Where `planets.yaml` contains:

```yaml
- location: earth
  type: rocky
  targets:
    - human
    - cat
    - dog
- location: mars
  type: rocky
  targets:
    - martian
- location: jupiter
  type: gaseous
  targets:
    - ...
```

Running `yp-data hello-root.yaml` will return:

```yaml
hello:
- location: earth
  targets:
    - human
    - cat
    - dog
- location: mars
  targets:
    - martian
```

## YAML Validation with JSON Schema

You can tell `yp-data` to look for a JSON schema file and validate
the current YAML file by adding a `#!<SCHEMA-URI>` to the beginning
of the YAML file. The `SCHEMA-URI` is a string pointing to the location
of a JSON schema file.
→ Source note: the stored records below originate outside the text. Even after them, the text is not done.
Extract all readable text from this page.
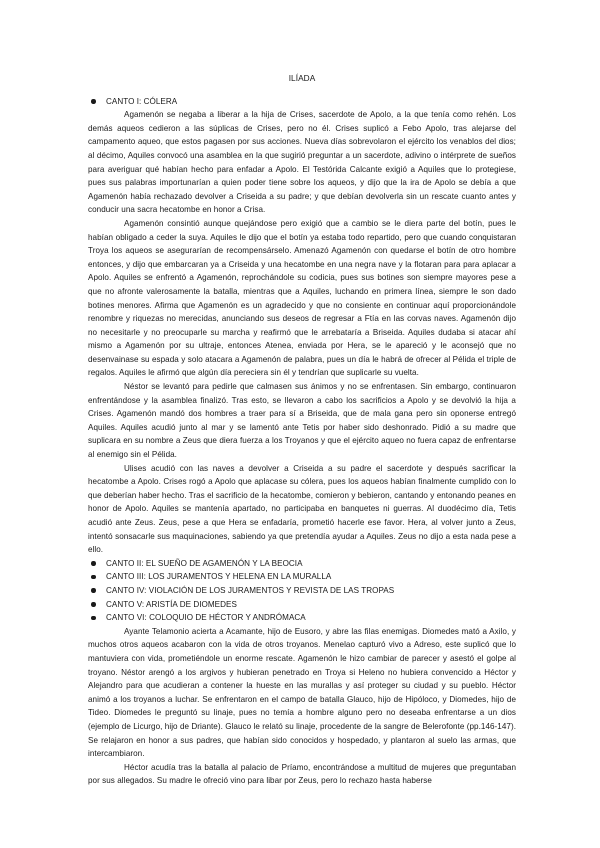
ILÍADA
CANTO I: CÓLERA

Agamenón se negaba a liberar a la hija de Crises, sacerdote de Apolo, a la que tenía como rehén. Los demás aqueos cedieron a las súplicas de Crises, pero no él. Crises suplicó a Febo Apolo, tras alejarse del campamento aqueo, que estos pagasen por sus acciones. Nueva días sobrevolaron el ejército los venablos del dios; al décimo, Aquiles convocó una asamblea en la que sugirió preguntar a un sacerdote, adivino o intérprete de sueños para averiguar qué habían hecho para enfadar a Apolo. El Testórida Calcante exigió a Aquiles que lo protegiese, pues sus palabras importunarían a quien poder tiene sobre los aqueos, y dijo que la ira de Apolo se debía a que Agamenón había rechazado devolver a Criseida a su padre; y que debían devolverla sin un rescate cuanto antes y conducir una sacra hecatombe en honor a Crisa.

Agamenón consintió aunque quejándose pero exigió que a cambio se le diera parte del botín, pues le habían obligado a ceder la suya. Aquiles le dijo que el botín ya estaba todo repartido, pero que cuando conquistaran Troya los aqueos se asegurarían de recompensárselo. Amenazó Agamenón con quedarse el botín de otro hombre entonces, y dijo que embarcaran ya a Criseida y una hecatombe en una negra nave y la flotaran para para aplacar a Apolo. Aquiles se enfrentó a Agamenón, reprochándole su codicia, pues sus botines son siempre mayores pese a que no afronte valerosamente la batalla, mientras que a Aquiles, luchando en primera línea, siempre le son dado botines menores. Afirma que Agamenón es un agradecido y que no consiente en continuar aquí proporcionándole renombre y riquezas no merecidas, anunciando sus deseos de regresar a Ftía en las corvas naves. Agamenón dijo no necesitarle y no preocuparle su marcha y reafirmó que le arrebataría a Briseida. Aquiles dudaba si atacar ahí mismo a Agamenón por su ultraje, entonces Atenea, enviada por Hera, se le apareció y le aconsejó que no desenvainase su espada y solo atacara a Agamenón de palabra, pues un día le habrá de ofrecer al Pélida el triple de regalos. Aquiles le afirmó que algún día pereciera sin él y tendrían que suplicarle su vuelta.

Néstor se levantó para pedirle que calmasen sus ánimos y no se enfrentasen. Sin embargo, continuaron enfrentándose y la asamblea finalizó. Tras esto, se llevaron a cabo los sacrificios a Apolo y se devolvió la hija a Crises. Agamenón mandó dos hombres a traer para sí a Briseida, que de mala gana pero sin oponerse entregó Aquiles. Aquiles acudió junto al mar y se lamentó ante Tetis por haber sido deshonrado. Pidió a su madre que suplicara en su nombre a Zeus que diera fuerza a los Troyanos y que el ejército aqueo no fuera capaz de enfrentarse al enemigo sin el Pélida.

Ulises acudió con las naves a devolver a Criseida a su padre el sacerdote y después sacrificar la hecatombe a Apolo. Crises rogó a Apolo que aplacase su cólera, pues los aqueos habían finalmente cumplido con lo que deberían haber hecho. Tras el sacrificio de la hecatombe, comieron y bebieron, cantando y entonando peanes en honor de Apolo. Aquiles se mantenía apartado, no participaba en banquetes ni guerras. Al duodécimo día, Tetis acudió ante Zeus. Zeus, pese a que Hera se enfadaría, prometió hacerle ese favor. Hera, al volver junto a Zeus, intentó sonsacarle sus maquinaciones, sabiendo ya que pretendía ayudar a Aquiles. Zeus no dijo a esta nada pese a ello.

CANTO II: EL SUEÑO DE AGAMENÓN Y LA BEOCIA
CANTO III: LOS JURAMENTOS Y HELENA EN LA MURALLA
CANTO IV: VIOLACIÓN DE LOS JURAMENTOS Y REVISTA DE LAS TROPAS
CANTO V: ARISTÍA DE DIOMEDES
CANTO VI: COLOQUIO DE HÉCTOR Y ANDRÓMACA

Ayante Telamonio acierta a Acamante, hijo de Eusoro, y abre las filas enemigas. Diomedes mató a Axilo, y muchos otros aqueos acabaron con la vida de otros troyanos. Menelao capturó vivo a Adreso, este suplicó que lo mantuviera con vida, prometiéndole un enorme rescate. Agamenón le hizo cambiar de parecer y asestó el golpe al troyano. Néstor arengó a los argivos y hubieran penetrado en Troya si Heleno no hubiera convencido a Héctor y Alejandro para que acudieran a contener la hueste en las murallas y así proteger su ciudad y su pueblo. Héctor animó a los troyanos a luchar. Se enfrentaron en el campo de batalla Glauco, hijo de Hipóloco, y Diomedes, hijo de Tideo. Diomedes le preguntó su linaje, pues no temía a hombre alguno pero no deseaba enfrentarse a un dios (ejemplo de Licurgo, hijo de Driante). Glauco le relató su linaje, procedente de la sangre de Belerofonte (pp.146-147). Se relajaron en honor a sus padres, que habían sido conocidos y hospedado, y plantaron al suelo las armas, que intercambiaron.

Héctor acudía tras la batalla al palacio de Príamo, encontrándose a multitud de mujeres que preguntaban por sus allegados. Su madre le ofreció vino para libar por Zeus, pero lo rechazo hasta haberse
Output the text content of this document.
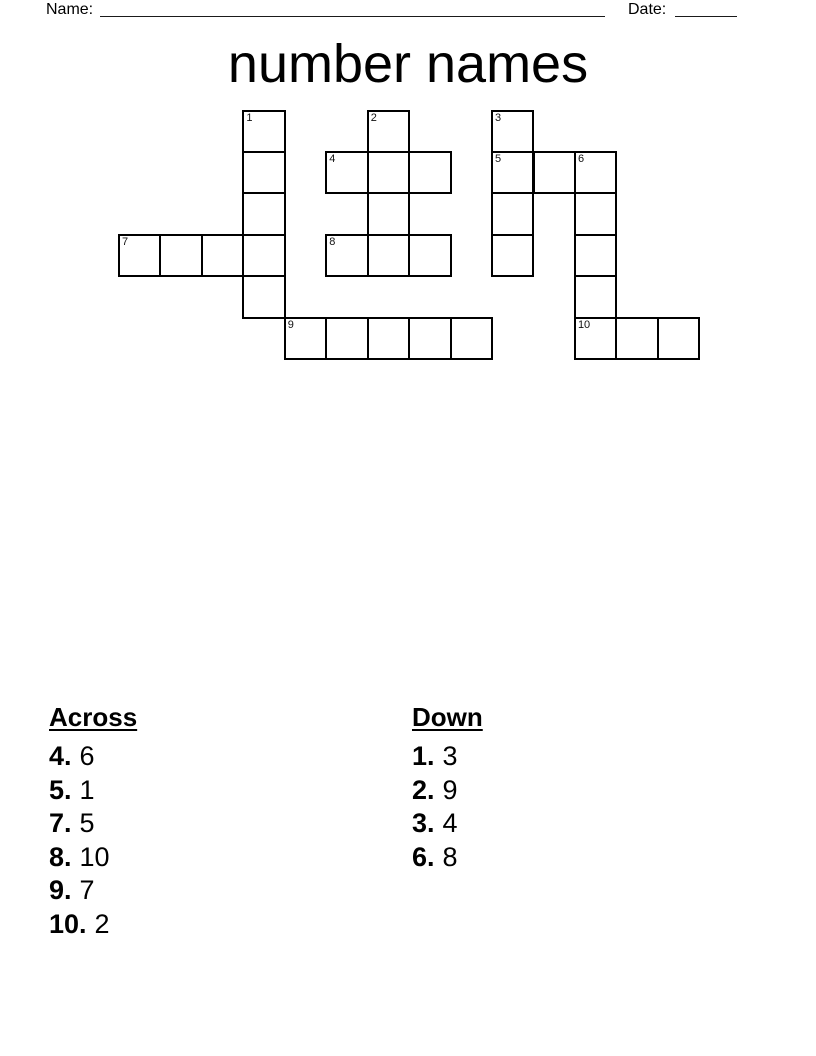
Name:	Date:
number names
1	2	3
4	5	6
7	8
9	10
Across
4. 6
5. 1
7. 5
8. 10
9. 7
10. 2
Down
1. 3
2. 9
3. 4
6. 8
Some simple assumptions apply:

* If `SCHMEA-URI` is a normal URI with a leading scheme,
  e.g. `https://`, it is used as-is.
* If `SCHEMA-URI` does not have a leading scheme and exists in the local
  file system, then it is also used as-is.
* Otherwise, if the `YP_SCHEMA_PREFIX` environment variable is defined
  or if `--schema-prefix=PREFIX` is specified, then the prefix will be
  added to the value of the `SCHEMA-URI`.
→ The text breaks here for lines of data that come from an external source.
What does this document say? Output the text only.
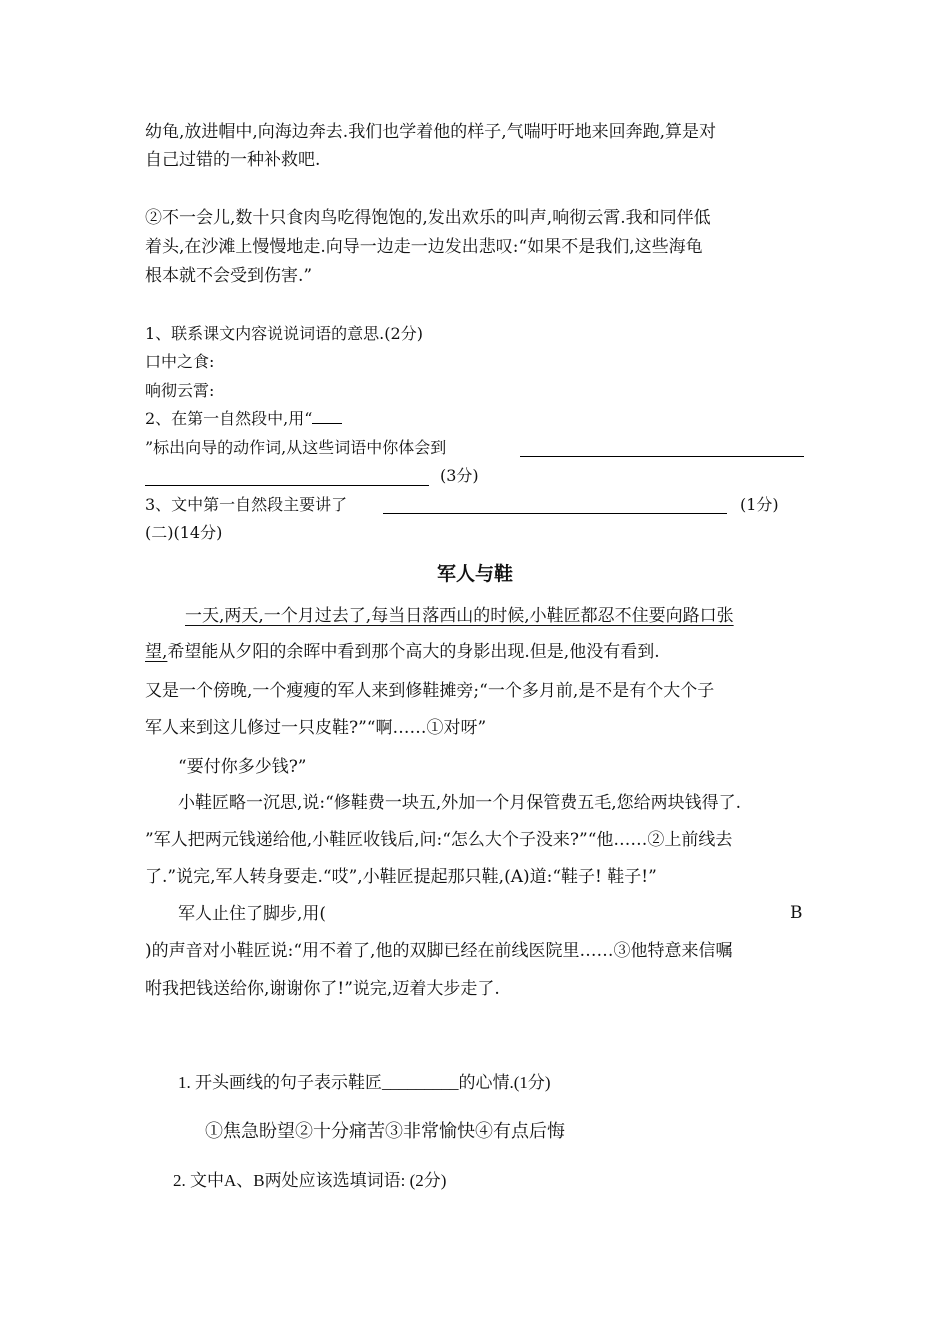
幼龟,放进帽中,向海边奔去.我们也学着他的样子,气喘吁吁地来回奔跑,算是对
自己过错的一种补救吧.
②不一会儿,数十只食肉鸟吃得饱饱的,发出欢乐的叫声,响彻云霄.我和同伴低
着头,在沙滩上慢慢地走.向导一边走一边发出悲叹:“如果不是我们,这些海龟
根本就不会受到伤害.”
1、联系课文内容说说词语的意思.(2分)
口中之食:
响彻云霄:
2、在第一自然段中,用“
”标出向导的动作词,从这些词语中你体会到
(3分)
3、文中第一自然段主要讲了	(1分)
(二)(14分)
军人与鞋
一天,两天,一个月过去了,每当日落西山的时候,小鞋匠都忍不住要向路口张
望,希望能从夕阳的余晖中看到那个高大的身影出现.但是,他没有看到.
又是一个傍晚,一个瘦瘦的军人来到修鞋摊旁;“一个多月前,是不是有个大个子
军人来到这儿修过一只皮鞋?”“啊……①对呀”
“要付你多少钱?”
小鞋匠略一沉思,说:“修鞋费一块五,外加一个月保管费五毛,您给两块钱得了.
”军人把两元钱递给他,小鞋匠收钱后,问:“怎么大个子没来?”“他……②上前线去
了.”说完,军人转身要走.“哎”,小鞋匠提起那只鞋,(A)道:“鞋子! 鞋子!”
军人止住了脚步,用(	B
)的声音对小鞋匠说:“用不着了,他的双脚已经在前线医院里……③他特意来信嘱
咐我把钱送给你,谢谢你了!”说完,迈着大步走了.
1. 开头画线的句子表示鞋匠_________的心情.(1分)
①焦急盼望②十分痛苦③非常愉快④有点后悔
2. 文中A、B两处应该选填词语: (2分)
## YAML String Value Variable Substitution

Process variable substitution syntax for string values in YAML files.
Consider:

```yaml
key: ${SWEET_HOME}/sugar.txt
```

(Note: You can write `$SWEET_HOME` or `${SWEET_HOME}` in here.)

If `SWEET_HOME` is defined in the environment and has a value `/home/sweet`,
then running `yp-data` on the above will give:

```yaml
key: /home/sweet/sugar.txt
```

You can also use the `--define=NAME=VALUE` (`-D NAME=VALUE`) option
of `yp-data` to define and/or override environment variables.
E.g., `yp-data -D SWEET_HOME=/home/sweet` provides another way to
specify the value of a variable to use for substitution.

## YAML String Value Date-Time Substitution

The `yp-data` application also supports date-time substitution using a
similar syntax, for variables names starting with `YP_TIME_NOW` (time
when `yp-data` starts running) `YP_TIME_REF` (reference time,
specified using the `YP_TIME_REF_VALUE` environment variable
or the `--time-ref=VALUE` command line option). If no value is set
for the reference time, any reference to the reference time will
simply use the current time.

You can use one or more of these trialing suffixes to apply deltas for the date-time:

* `_ADD_XXX`: adds the duration to the date-time.
* `_MINUS_XXX`: substracts the duration to the date-time.
* `_AT_xxx`: sets individual fields of the date-time. E.g. `_AT_T0H` will set
  the hour of the day part the date-time to 00 hour.

where `xxx` is date-time duration-like syntax in the form `nYnMnDTnHnMnS`, e.g.:
* 12Y is 12 years.
* 1M2D is 1 month and 2 days.
* 1DT12H is 1 day and 12 hours.
* T12H30M is 12 hours and 30 minutes.

Examples, (for argument sake, let's assume the
current time is `2022-02-01T10:11:18Z` and
we have set the reference time to `2024-12-25T00:00:00Z`.)

```sh
${YP_TIME_NOW}                      # 2022-02-01T10:11:18+0000
${YP_TIME_NOW_AT_0H0M0S}            # 2022-02-01T00:00:00+0000
${YP_TIME_NOW_AT_0H0M0S_PLUS_T12H}  # 2022-02-01T12:00:00+0000
${YP_TIME_REF}                      # 2024-12-25T00:00:00+0000
${YP_TIME_REF_AT_1DT18H}            # 2024-12-01T18:00:00+0000
${YP_TIME_REF_PLUS_T6H30M}          # 2024-12-25T06:30:00+0000
${YP_TIME_REF_MINUS_1D}             # 2024-12-24T00:00:00+0000
```

You can control date-time output formats using the
`--time-format=[NAME=]FORMAT` option or `YP_TIME_FORMAT[_<NAME>]`
environment variables.

For example, if you set:
* `--time-format='%FT%T%z'` (default)
* `--time-format=CTIME='%a %e %b %T %Z %Y'`
  or `export YP_TIME_FORMAT_CTIME='%a %e %b %T %Z %Y'`
* `--time-format=ABBR='%Y%m%dT%H%M%S%z'`
  or `export YP_TIME_FORMAT_ABBR='%Y%m%dT%H%M%S%z'`

Then:

```sh
${YP_TIME_REF}                        # 2024-12-25T00:00:00+0000
${YP_TIME_REF_FORMAT_CTIME}           # Wed 25 Dec 00:00:00 GMT 2024
${YP_TIME_REF_PLUS_T12H_FORMAT_ABBR}  # 20241225T120000+0000
```

Finally, if a variable name is already defined in the environment
or in a `--define=...` option, then the defined value takes precedence,
so if you have already `export YP_TIME_REF=whatever`, then you will get
the value `whatever` instead of the reference time.